In some cases, S&P Global Ratings acknowledged these changes are in response to increased regulatory oversight, which has shed light on alleged fair debt collection violations. These relaxed collection practices include calling the delinquent borrower fewer times, refraining from calling the borrower’s references and no longer calling the borrower’s place of employment upon his or her request.

“As a result, it sometimes takes longer to arrange a payment plan with the borrower or to locate the vehicle for possible repossession, thereby keeping the account in delinquency status longer,” analysts said in the report. “In other cases, greater tolerance for late payments is due to management supporting the practice that it’s better to keep a delinquent customer who is making payments (albeit late or only partial ones) than to repossess the obligor’s vehicle, which is likely to result in a higher severity of loss.

“Less aggressive collection practices have also contributed, in some cases, to higher extension rates,” they continued. “When granting extensions, however, most lenders do so in a manner that brings the delinquent obligor’s account current. If a delinquent obligor has, however, exhausted the lender’s maximum number of extensions, his/her account would likely be accounted for as delinquent.
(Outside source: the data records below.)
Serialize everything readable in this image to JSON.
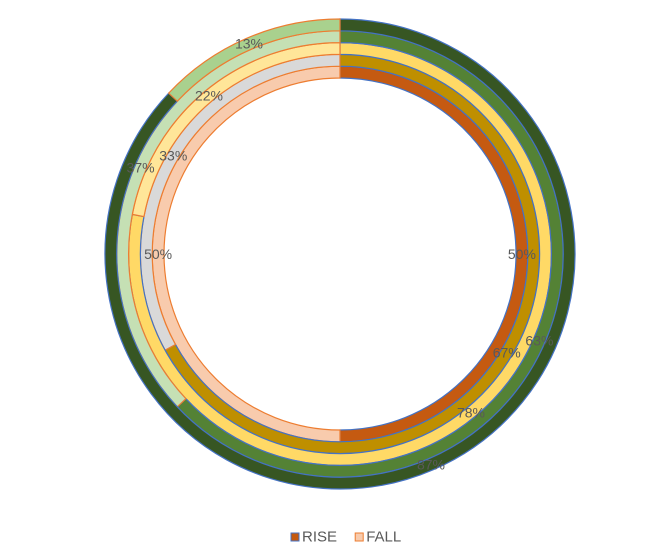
{
  "chart_data": {
    "type": "doughnut",
    "series": [
      {
        "ring": 1,
        "values": [
          50,
          50
        ],
        "labels": [
          "50%",
          "50%"
        ],
        "colors": [
          "#C55A11",
          "#F8CBAD"
        ]
      },
      {
        "ring": 2,
        "values": [
          67,
          33
        ],
        "labels": [
          "67%",
          "33%"
        ],
        "colors": [
          "#BF8F00",
          "#D9D9D9"
        ]
      },
      {
        "ring": 3,
        "values": [
          78,
          22
        ],
        "labels": [
          "78%",
          "22%"
        ],
        "colors": [
          "#FFD966",
          "#FFE699"
        ]
      },
      {
        "ring": 4,
        "values": [
          63,
          37
        ],
        "labels": [
          "63%",
          "37%"
        ],
        "colors": [
          "#548235",
          "#C5E0B4"
        ]
      },
      {
        "ring": 5,
        "values": [
          87,
          13
        ],
        "labels": [
          "87%",
          "13%"
        ],
        "colors": [
          "#375623",
          "#A9D18E"
        ]
      }
    ],
    "legend": {
      "placement": "bottom",
      "entries": [
        {
          "name": "RISE",
          "color": "#C55A11"
        },
        {
          "name": "FALL",
          "color": "#F8CBAD"
        }
      ]
    },
    "style": {
      "rise_border": "#4472C4",
      "fall_border": "#ED7D31",
      "label_color": "#595959"
    }
  }
}
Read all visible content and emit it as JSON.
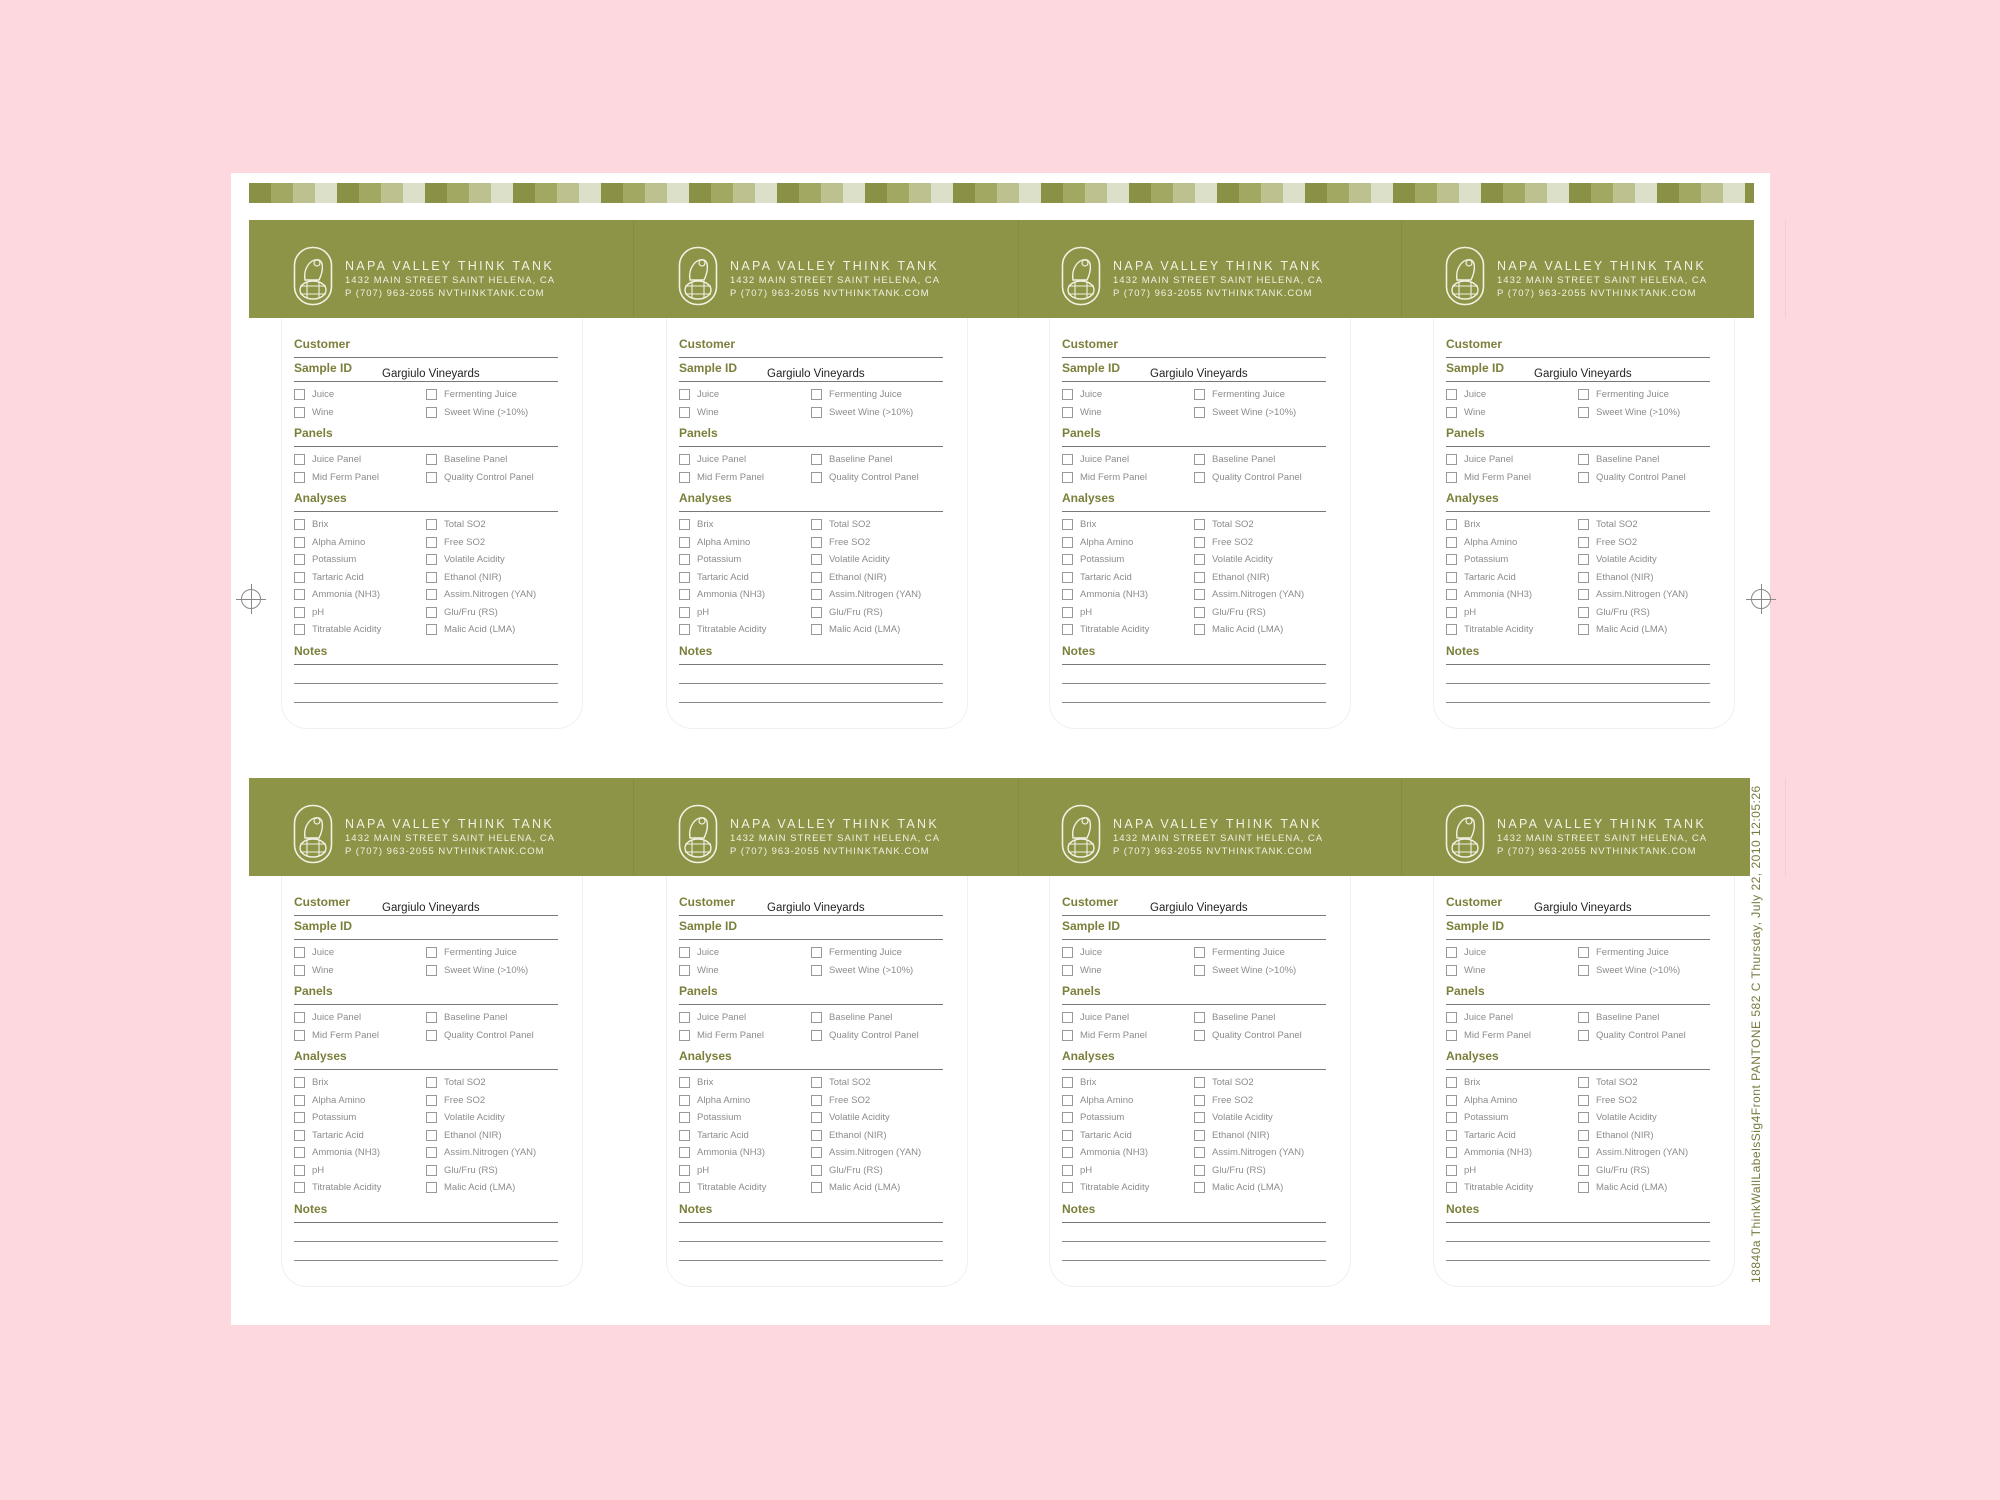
{
  "brand": {
    "name": "NAPA VALLEY THINK TANK",
    "address": "1432 MAIN STREET SAINT HELENA, CA",
    "contact": "P (707) 963-2055   NVTHINKTANK.COM"
  },
  "sections": {
    "customer": "Customer",
    "sample_id": "Sample ID",
    "panels": "Panels",
    "analyses": "Analyses",
    "notes": "Notes"
  },
  "sample_options": [
    "Juice",
    "Fermenting Juice",
    "Wine",
    "Sweet Wine (>10%)"
  ],
  "panel_options": [
    "Juice Panel",
    "Baseline Panel",
    "Mid Ferm Panel",
    "Quality Control Panel"
  ],
  "analysis_options": [
    "Brix",
    "Total SO2",
    "Alpha Amino",
    "Free SO2",
    "Potassium",
    "Volatile Acidity",
    "Tartaric Acid",
    "Ethanol (NIR)",
    "Ammonia (NH3)",
    "Assim.Nitrogen (YAN)",
    "pH",
    "Glu/Fru (RS)",
    "Titratable Acidity",
    "Malic Acid (LMA)"
  ],
  "labels": [
    {
      "handwritten": "Gargiulo Vineyards",
      "written_on": "sample_id"
    },
    {
      "handwritten": "Gargiulo Vineyards",
      "written_on": "sample_id"
    },
    {
      "handwritten": "Gargiulo Vineyards",
      "written_on": "sample_id"
    },
    {
      "handwritten": "Gargiulo Vineyards",
      "written_on": "sample_id"
    },
    {
      "handwritten": "Gargiulo Vineyards",
      "written_on": "customer"
    },
    {
      "handwritten": "Gargiulo Vineyards",
      "written_on": "customer"
    },
    {
      "handwritten": "Gargiulo Vineyards",
      "written_on": "customer"
    },
    {
      "handwritten": "Gargiulo Vineyards",
      "written_on": "customer"
    }
  ],
  "print_slug": "18840a   ThinkWallLabelsSig4Front     PANTONE 582 C   Thursday, July 22, 2010  12:05:26",
  "colors": {
    "brand_olive": "#8d9347",
    "heading_olive": "#7b7f3a",
    "background_pink": "#fdd9df"
  }
}
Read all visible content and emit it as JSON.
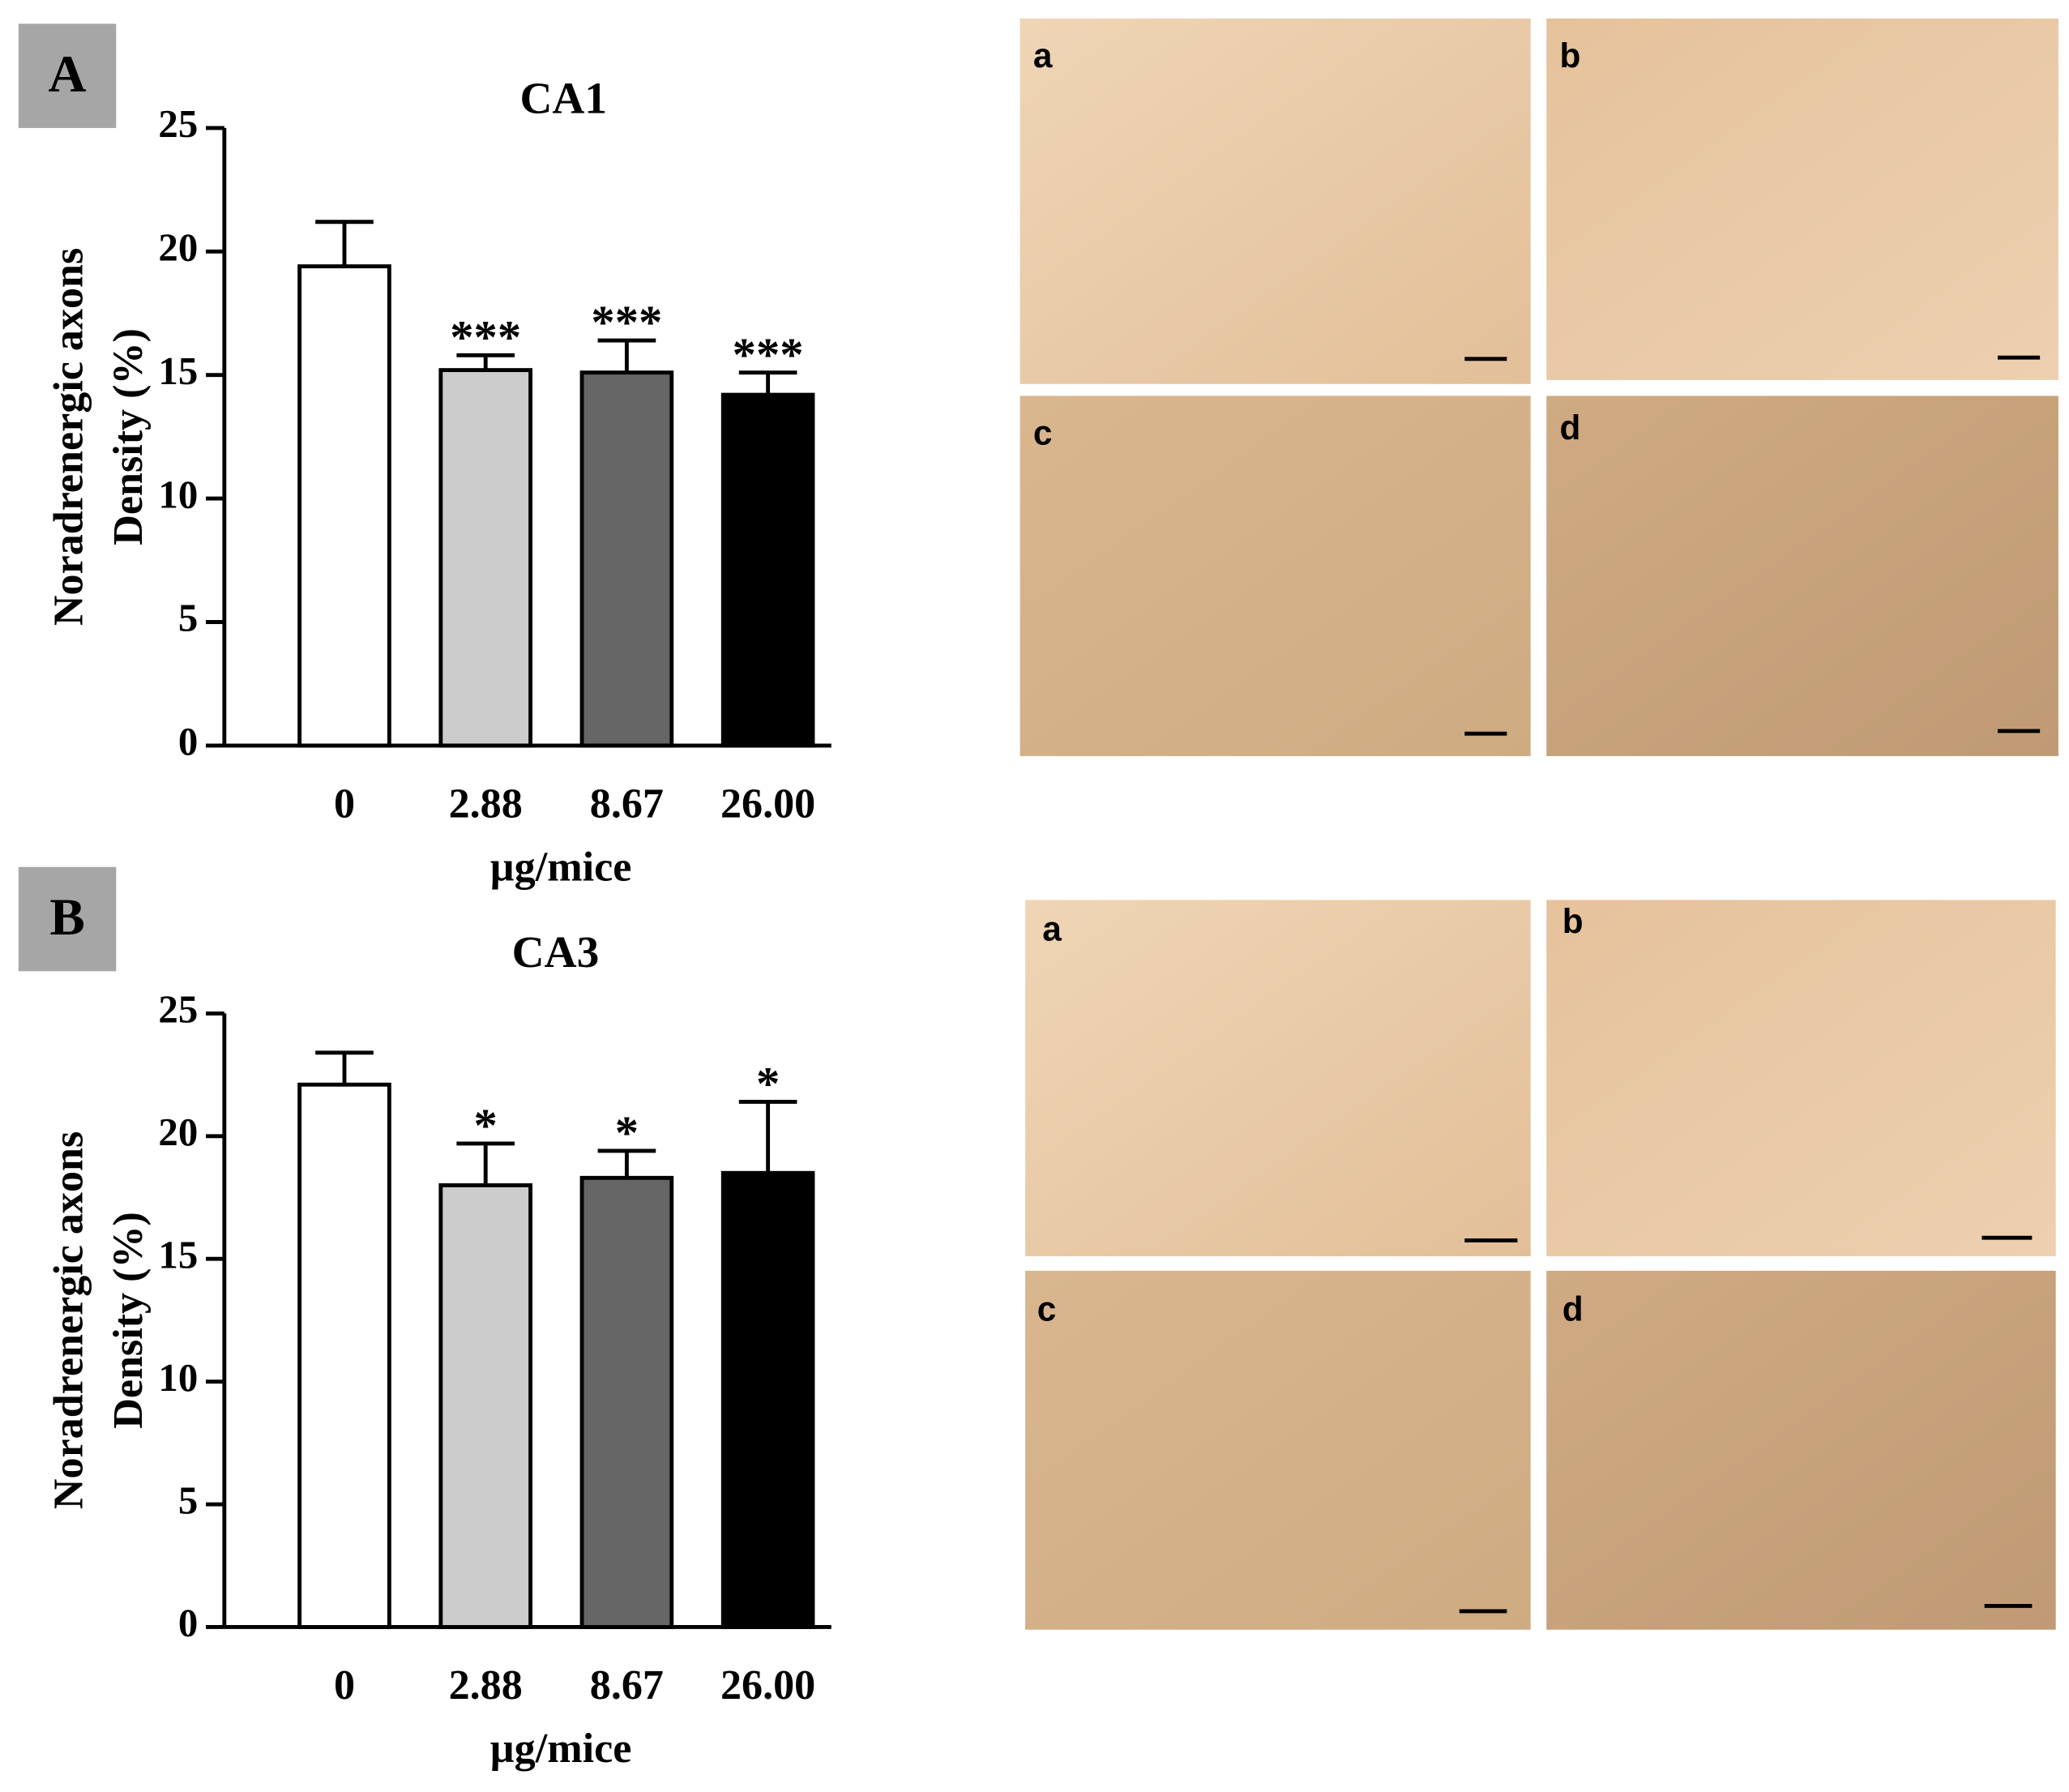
{
  "chart_data": [
    {
      "type": "bar",
      "panel_label": "A",
      "title": "CA1",
      "categories": [
        "0",
        "2.88",
        "8.67",
        "26.00"
      ],
      "values": [
        19.4,
        15.2,
        15.1,
        14.2
      ],
      "errors": [
        1.8,
        0.6,
        1.3,
        0.9
      ],
      "annotations": [
        null,
        "***",
        "***",
        "***"
      ],
      "colors": [
        "#ffffff",
        "#cccccc",
        "#666666",
        "#000000"
      ],
      "x_label": "µg/mice",
      "y_label": [
        "Noradrenergic axons",
        "Density (%)"
      ],
      "ylim": [
        0,
        25
      ],
      "yticks": [
        0,
        5,
        10,
        15,
        20,
        25
      ]
    },
    {
      "type": "bar",
      "panel_label": "B",
      "title": "CA3",
      "categories": [
        "0",
        "2.88",
        "8.67",
        "26.00"
      ],
      "values": [
        22.1,
        18.0,
        18.3,
        18.5
      ],
      "errors": [
        1.3,
        1.7,
        1.1,
        2.9
      ],
      "annotations": [
        null,
        "*",
        "*",
        "*"
      ],
      "colors": [
        "#ffffff",
        "#cccccc",
        "#666666",
        "#000000"
      ],
      "x_label": "µg/mice",
      "y_label": [
        "Noradrenergic axons",
        "Density (%)"
      ],
      "ylim": [
        0,
        25
      ],
      "yticks": [
        0,
        5,
        10,
        15,
        20,
        25
      ]
    }
  ],
  "micrograph_labels": [
    [
      "a",
      "b",
      "c",
      "d"
    ],
    [
      "a",
      "b",
      "c",
      "d"
    ]
  ]
}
“Further, there may be some situations in which an extension does not bring an account current,” they added.

With less intense collection practices, S&P Global Ratings is seeing later repossessions and charge-offs.

“In line with allowing customers more time to resume payments before repossessing vehicles, some lenders have lengthened the time that an account may be delinquent until it is charged off,” the firm said in its report.

“DriveTime did this at the end of 2011, and such action caused a significant rise in their 31-day delinquencies, to 17.9 percent at year-end 2012 from 11.20 percent a year earlier. That said, losses rose only marginally (to 14.0 percent from 13.2 percent),” S&P Global Ratings went on to say.

What do all of the trends and data points mean? Martin summed up the situation this way.

“Indeed, the weighted average expected cumulative net losses on the transactions we’ve rated have grown to approximately 20 percent in 2018 from 12.5 percent in

2011 and, at the same time, ‘AAA’ credit enhancement has increased to approximately 54 percent on a weighted average basis from 36 percent,” Martin said.

“As a result, our outlook for investment-grade subprime auto loan ABS ratings is in a better place than one might assume given the trend in delinquencies,” Martin went on to say while adding this report does not constitute a rating action.